Enfin en parallèle de ces recherches, l’équipe a été formée à l’installation de pièges photographiques dans les arbres et au sol afin d’ouvrir un autre point de vue dans l’étude des espèces animales présentes sur le site. L’installation de ces pièges au sol est généralisée sur une surface beaucoup plus importante que celle du camp et concerne une grande partie de la réserve naturelle de Nakaï-Namtheun. Elle est alors gérée par d’autres équipes de l’association. Les rangers sont également équipés de GPS et répertorient les animaux ou les traces de passage qu’ils observent durant leurs rondes dans la réserve.

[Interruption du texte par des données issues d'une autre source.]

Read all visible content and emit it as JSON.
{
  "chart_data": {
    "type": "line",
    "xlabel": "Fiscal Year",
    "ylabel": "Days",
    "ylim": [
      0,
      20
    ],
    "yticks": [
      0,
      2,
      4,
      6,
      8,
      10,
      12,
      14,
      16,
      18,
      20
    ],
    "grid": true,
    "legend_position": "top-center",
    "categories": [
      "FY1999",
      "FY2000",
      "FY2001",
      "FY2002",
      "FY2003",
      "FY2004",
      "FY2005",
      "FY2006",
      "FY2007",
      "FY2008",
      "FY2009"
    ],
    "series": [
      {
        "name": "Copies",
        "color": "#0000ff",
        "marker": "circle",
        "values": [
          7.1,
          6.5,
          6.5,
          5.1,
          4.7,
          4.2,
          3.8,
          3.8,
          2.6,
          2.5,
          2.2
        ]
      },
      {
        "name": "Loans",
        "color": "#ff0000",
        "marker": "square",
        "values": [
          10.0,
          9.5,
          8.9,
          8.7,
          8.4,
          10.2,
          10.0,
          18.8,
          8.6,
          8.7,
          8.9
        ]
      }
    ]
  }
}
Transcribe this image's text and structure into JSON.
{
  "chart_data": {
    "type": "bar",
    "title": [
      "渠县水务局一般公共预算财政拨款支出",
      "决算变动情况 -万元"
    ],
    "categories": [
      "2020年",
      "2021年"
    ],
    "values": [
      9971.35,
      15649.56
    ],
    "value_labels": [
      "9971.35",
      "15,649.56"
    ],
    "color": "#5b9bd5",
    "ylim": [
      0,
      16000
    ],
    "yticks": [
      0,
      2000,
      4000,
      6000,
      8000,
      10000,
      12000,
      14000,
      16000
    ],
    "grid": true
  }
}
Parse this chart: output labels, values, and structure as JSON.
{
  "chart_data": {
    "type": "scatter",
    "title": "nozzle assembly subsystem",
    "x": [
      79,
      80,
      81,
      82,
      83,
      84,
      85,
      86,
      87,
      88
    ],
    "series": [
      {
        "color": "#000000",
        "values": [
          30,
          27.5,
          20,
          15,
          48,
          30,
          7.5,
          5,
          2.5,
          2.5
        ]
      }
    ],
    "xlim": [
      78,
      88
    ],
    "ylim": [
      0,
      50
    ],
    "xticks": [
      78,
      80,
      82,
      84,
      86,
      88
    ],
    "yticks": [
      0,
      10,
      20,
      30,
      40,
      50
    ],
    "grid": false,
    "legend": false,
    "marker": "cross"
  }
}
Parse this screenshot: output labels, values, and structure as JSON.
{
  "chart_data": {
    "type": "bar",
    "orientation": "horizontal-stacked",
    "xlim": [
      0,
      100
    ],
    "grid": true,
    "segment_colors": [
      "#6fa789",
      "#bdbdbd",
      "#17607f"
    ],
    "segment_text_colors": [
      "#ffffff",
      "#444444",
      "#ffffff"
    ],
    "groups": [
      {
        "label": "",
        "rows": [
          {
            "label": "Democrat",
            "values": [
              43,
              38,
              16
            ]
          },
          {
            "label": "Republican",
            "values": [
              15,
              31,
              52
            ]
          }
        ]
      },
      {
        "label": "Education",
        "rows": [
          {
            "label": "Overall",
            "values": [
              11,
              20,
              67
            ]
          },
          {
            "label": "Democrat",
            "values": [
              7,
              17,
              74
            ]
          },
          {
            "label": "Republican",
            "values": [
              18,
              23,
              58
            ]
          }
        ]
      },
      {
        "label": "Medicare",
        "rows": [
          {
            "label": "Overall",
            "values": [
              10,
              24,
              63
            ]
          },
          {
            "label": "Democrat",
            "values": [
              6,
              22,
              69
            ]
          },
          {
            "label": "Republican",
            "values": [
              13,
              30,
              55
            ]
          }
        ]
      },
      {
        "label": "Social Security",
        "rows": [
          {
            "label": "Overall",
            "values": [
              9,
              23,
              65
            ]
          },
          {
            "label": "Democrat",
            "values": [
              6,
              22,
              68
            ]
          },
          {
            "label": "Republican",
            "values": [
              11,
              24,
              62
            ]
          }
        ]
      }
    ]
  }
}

Toutes ces données sont ensuite analysées par Camille pour créer un registre le plus précis possible des espèces présentes sur la réserve. Le travail est gigantesque mais les laotiens sont motivés et se sentent de plus en plus concernés par la protection de leur biodiversité. Les villageois qui travaillent pour l’association jouent un rôle très important dans la sensibilisation de la population de leur village et alentours.

Durant la réalisation de ces différentes missions qui obligent l’équipe à sillonner la forêt de long en large, j’ai eu la chance d’observer de nombreuses d’espèces d’oiseaux, de reptiles, d’amphibiens ou encore d’insectes. J’ai également eu la chance d’entendre sans les voir quelques cochons sauvages ou encore des cervidés comme des Muntjacs ou des Sambars. J’ai eu l’incroyable chance de pouvoir observer et photographier des Gibbons à favoris blancs et des Doucs et également d’observer différentes espèces de Macaques (M. assamensis, M. nemestrina et M. mulatta).

Retour à la maison

Difficile à accepter mais vient forcément le moment du retour à la maison. J’emprunterais les mêmes routes et dormirais aux mêmes endroits. La seule différence se fera entre Nakaï et Vientiane où j’ai cédé le voyage en 4×4 contre un voyage en bus de nuit qui s’est avéré être de bien meilleur qualité que ceux que j’aurais pris à l’aller et au retour en France… Le choc reste le même à chaque étape. À l’aller, je m’étonnais chaque jour avec bonheur du changement de vie entre chaque lieu visité. Au retour, l’effet était le même en inversé. Le retour à la civilisation fait très mal au moral mais on reprend vite la routine et le boulot en espérant repartir pour un nouvel ailleurs au plus vite.

J’espère que tout cela vous donnera envie de vous investir pour la conservation des espèces, de vous engager dans du volontariat auprès des associations qui en ont besoin ou de faire les 2 à la fois.

 

Romain Riviere

Soigneur animalier au Parc animalier d’Auvergne.